Total transformation
Innovative thinking can fix social care, writes Sam Dalton
After years of dither, social care reform has finally risen up the political agenda and is the subject of serious discussion in parliament. The government’s health and social care bill – passed narrowly in the Commons – contains funding proposals for social care including a new national insurance levy and a cap of £86,000 on lifetime care costs. This was followed by the publication of the government’s Putting People at the Heart of Care white paper.
From Labour’s perspective, the government’s funding plans are clearly problematic. The cap means people in less well-off parts of the country will have to sell their home to pay for care while those in more affluent areas will not. The fact that government financial support will not count towards the £86,000 makes it an even less generous plan than had been previously thought.
While debates about the funding of social care are critical, we must be careful not to sideline an equally important part of the equation. Even if we created a completely just and sustainable mechanism for funding social care, that system itself needs transforming. The way that social care is provided, and the settings in which it takes place, need an injection of imagination.
We have got to articulate a proper vision for social care, fit for the modern day, and centred on prevention, keeping people healthy and independent for longer, and enabling them to stay in their own homes and connected to their local communities.
Currently, older people needing care have a limited choice between receiving this at home or moving to a care home. But what about an older person who wants somewhere with a little more support and care, but for whom a care home would be inappropriate?
Imaginative care options are beginning to emerge – but these need proper political backing. Shared Lives Plus schemes enable people to bring someone needing extra support and care into their home and family life, creating bonds across the generations, making care personal, and allowing people to thrive as part of the community. Around 15,000 people are already visiting or living with a Shared Lives carer.
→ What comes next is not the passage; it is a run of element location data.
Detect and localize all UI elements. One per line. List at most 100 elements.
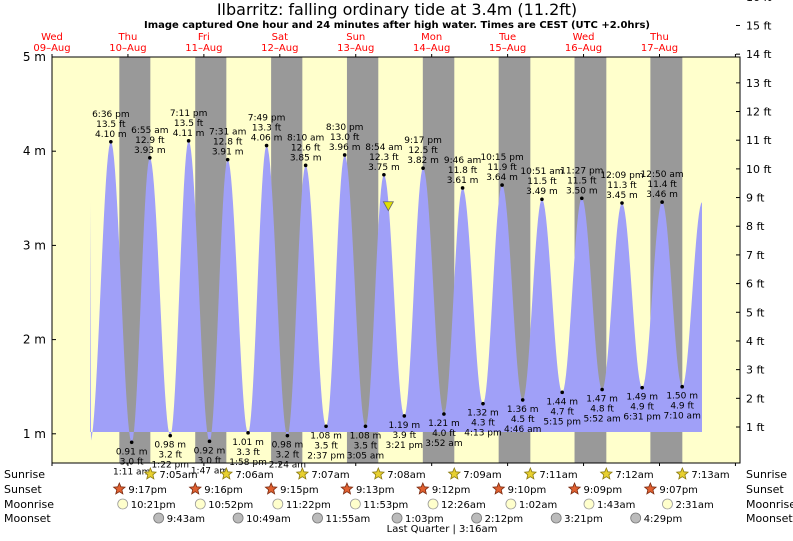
moonrise-icon bbox=[349, 498, 361, 510]
high-tide-time: 11:27 pm bbox=[560, 166, 603, 176]
low-tide-time: 3:52 am bbox=[425, 439, 462, 449]
sunrise-time: 7:05am bbox=[159, 470, 197, 481]
low-tide-metres: 1.08 m bbox=[310, 431, 342, 441]
day-date-label: 10–Aug bbox=[109, 43, 146, 54]
tide-extreme-point bbox=[382, 172, 386, 177]
low-tide-feet: 3.2 ft bbox=[276, 451, 300, 461]
high-tide-time: 12:50 am bbox=[641, 170, 684, 180]
moonset-time: 9:43am bbox=[167, 514, 205, 525]
day-name-label: Mon bbox=[421, 32, 442, 43]
sunrise-row-label-right: Sunrise bbox=[746, 468, 787, 481]
high-tide-time: 9:46 am bbox=[444, 156, 481, 166]
low-tide-feet: 4.7 ft bbox=[550, 407, 574, 417]
high-tide-time: 8:30 pm bbox=[326, 123, 364, 133]
y-right-tick-label: 4 ft bbox=[746, 335, 765, 348]
high-tide-feet: 13.3 ft bbox=[252, 124, 282, 134]
high-tide-time: 7:31 am bbox=[209, 128, 246, 138]
sunset-icon bbox=[643, 481, 658, 495]
day-name-label: Sat bbox=[272, 32, 288, 43]
low-tide-feet: 4.8 ft bbox=[590, 405, 614, 415]
low-tide-time: 1:58 pm bbox=[229, 458, 267, 468]
day-date-label: 17–Aug bbox=[641, 43, 678, 54]
low-tide-time: 4:13 pm bbox=[464, 429, 502, 439]
tide-extreme-point bbox=[500, 183, 504, 187]
moonset-time: 2:12pm bbox=[485, 514, 524, 525]
sunrise-icon bbox=[523, 466, 538, 480]
low-tide-metres: 1.01 m bbox=[232, 438, 264, 448]
tide-extreme-point bbox=[342, 153, 347, 157]
plot-border bbox=[51, 56, 741, 464]
moonrise-time: 1:43am bbox=[597, 500, 635, 511]
sunrise-time: 7:06am bbox=[235, 470, 273, 481]
low-tide-feet: 4.9 ft bbox=[630, 403, 654, 413]
day-date-label: 09–Aug bbox=[33, 43, 70, 54]
moonrise-time: 10:21pm bbox=[131, 500, 176, 511]
tide-extreme-point bbox=[148, 155, 152, 160]
sunset-time: 9:10pm bbox=[508, 485, 547, 496]
sunset-time: 9:12pm bbox=[432, 485, 471, 496]
tide-extreme-point bbox=[363, 424, 368, 429]
tide-extreme-point bbox=[303, 163, 308, 168]
low-tide-feet: 3.2 ft bbox=[158, 451, 182, 461]
low-tide-time: 5:15 pm bbox=[543, 417, 581, 427]
sunset-icon bbox=[567, 481, 582, 495]
sunset-time: 9:09pm bbox=[584, 485, 623, 496]
tide-extreme-point bbox=[442, 412, 446, 416]
low-tide-metres: 0.98 m bbox=[154, 441, 186, 451]
low-tide-time: 2:37 pm bbox=[307, 451, 345, 461]
day-name-label: Fri bbox=[198, 32, 210, 43]
high-tide-metres: 4.10 m bbox=[95, 130, 127, 140]
low-tide-feet: 4.9 ft bbox=[670, 402, 694, 412]
tide-extreme-point bbox=[285, 433, 290, 438]
tide-extreme-point bbox=[324, 424, 328, 429]
low-tide-feet: 3.0 ft bbox=[198, 456, 222, 466]
sunset-icon bbox=[416, 481, 430, 495]
moonset-icon bbox=[630, 512, 642, 524]
moonset-icon bbox=[391, 512, 403, 524]
sunrise-icon bbox=[143, 466, 158, 480]
moonrise-icon bbox=[272, 498, 284, 510]
tide-area bbox=[90, 141, 702, 443]
sunrise-time: 7:12am bbox=[615, 470, 653, 481]
low-tide-time: 6:31 pm bbox=[623, 413, 661, 423]
moonrise-icon bbox=[583, 498, 595, 510]
high-tide-time: 6:55 am bbox=[131, 126, 168, 136]
low-tide-time: 4:46 am bbox=[504, 425, 541, 435]
sunrise-row-label-left: Sunrise bbox=[4, 468, 45, 481]
high-tide-feet: 12.6 ft bbox=[291, 143, 321, 153]
high-tide-metres: 3.96 m bbox=[329, 143, 361, 153]
day-name-label: Wed bbox=[41, 32, 63, 43]
y-axis-left: 1 m 2 m 3 m 4 m 5 m bbox=[23, 50, 56, 441]
y-right-tick-label: 1 ft bbox=[746, 421, 765, 434]
low-tide-time: 3:05 am bbox=[347, 451, 384, 461]
low-tide-metres: 0.98 m bbox=[272, 441, 304, 451]
low-tide-metres: 1.36 m bbox=[507, 405, 539, 415]
moonrise-icon bbox=[117, 498, 129, 510]
low-tide-time: 5:52 am bbox=[583, 415, 620, 425]
day-name-label: Sun bbox=[346, 32, 365, 43]
sunrise-time: 7:09am bbox=[463, 470, 501, 481]
sunrise-time: 7:13am bbox=[691, 470, 729, 481]
high-tide-time: 10:15 pm bbox=[480, 153, 523, 163]
day-name-label: Thu bbox=[118, 32, 138, 43]
moonrise-time: 1:02am bbox=[519, 500, 557, 511]
y-right-tick-label: 15 ft bbox=[746, 19, 772, 32]
sunrise-icon bbox=[447, 466, 462, 480]
y-right-tick-label: 8 ft bbox=[746, 220, 765, 233]
high-tide-feet: 12.9 ft bbox=[135, 136, 165, 146]
high-tide-time: 8:54 am bbox=[365, 143, 402, 153]
sunset-time: 9:17pm bbox=[128, 485, 167, 496]
tide-extreme-point bbox=[207, 439, 212, 444]
day-date-label: 12–Aug bbox=[261, 43, 298, 54]
y-axis-right: 1 ft 2 ft 3 ft 4 ft 5 ft 6 ft 7 ft 8 ft 9 ft 10 f… bbox=[736, 0, 772, 434]
low-tide-time: 7:10 am bbox=[663, 412, 700, 422]
day-date-label: 13–Aug bbox=[337, 43, 374, 54]
moonset-icon bbox=[471, 512, 483, 524]
tide-extreme-point bbox=[186, 139, 191, 143]
low-tide-feet: 3.9 ft bbox=[392, 431, 416, 441]
sunset-icon bbox=[491, 481, 506, 495]
moonrise-icon bbox=[662, 498, 673, 510]
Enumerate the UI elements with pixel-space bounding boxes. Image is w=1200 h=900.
Housing-with-care is also helping to straddle the binary between care at home and a care home. Through what are now called integrated retirement communities, older people can rent or buy their own apartment within a community that also includes 24/7 staffing, social care when needed, and communal spaces. The Chocolate Quarter near Bristol shows how these settings can be closely integrated with the local community; apartments sit alongside office space, a swimming pool, pottery and dance studio, cinema, restaurant and bar – accessible to all locals.
Again, housing-with-care is growing but not nearly fast enough – just 0.6 per cent of over-65s have the chance to live in this kind of setting, with provision in New Zealand, Australia and the US about 10 times higher. This is despite preventative options like housing-with-care being great for residents, who see improvements in health and wellbeing, and great for the NHS and social care system, with GP and hospital visits going down by an average of 38 per cent per resident. Win-win.
It is positive that the social care white paper has recognised new options like Shared Lives and housing-with-care, and provides some funding to support their growth.
But policy reforms are going to have to go far beyond funding for these new options to thrive. We need stronger regulation and for those working in these services to be better recognised.
The government will also need to overcome departmental silos. A clear route needs to be introduced in the planning system for building housing-with-care, and proper consumer protection regulation is required for the sector. This requires joint working between the Department for Levelling Up, Housing and Communities and the Department of Health and Social Care, which is why organisations including Age UK, the National Housing Federation and Care England have called for a cross-government taskforce to be set up.
Labour’s shadow care minister, Liz Kendall MP, has pointed in the right direction. Setting out the party’s vision for social care, she called for a ‘home-first’ approach by increasing the use of early help and technology to help people live independently and expanding the options between care at home and a care home. In a speech to parliament, she said sector-specific legislation was needed to expand housing-with-care.
What we now need is a full and proper cross-government strategy to realise the ambitions set out in the government’s white paper, so that social care reform is not just about a funding solution, but creating an imaginative system prioritising prevention, health, independence and social connection.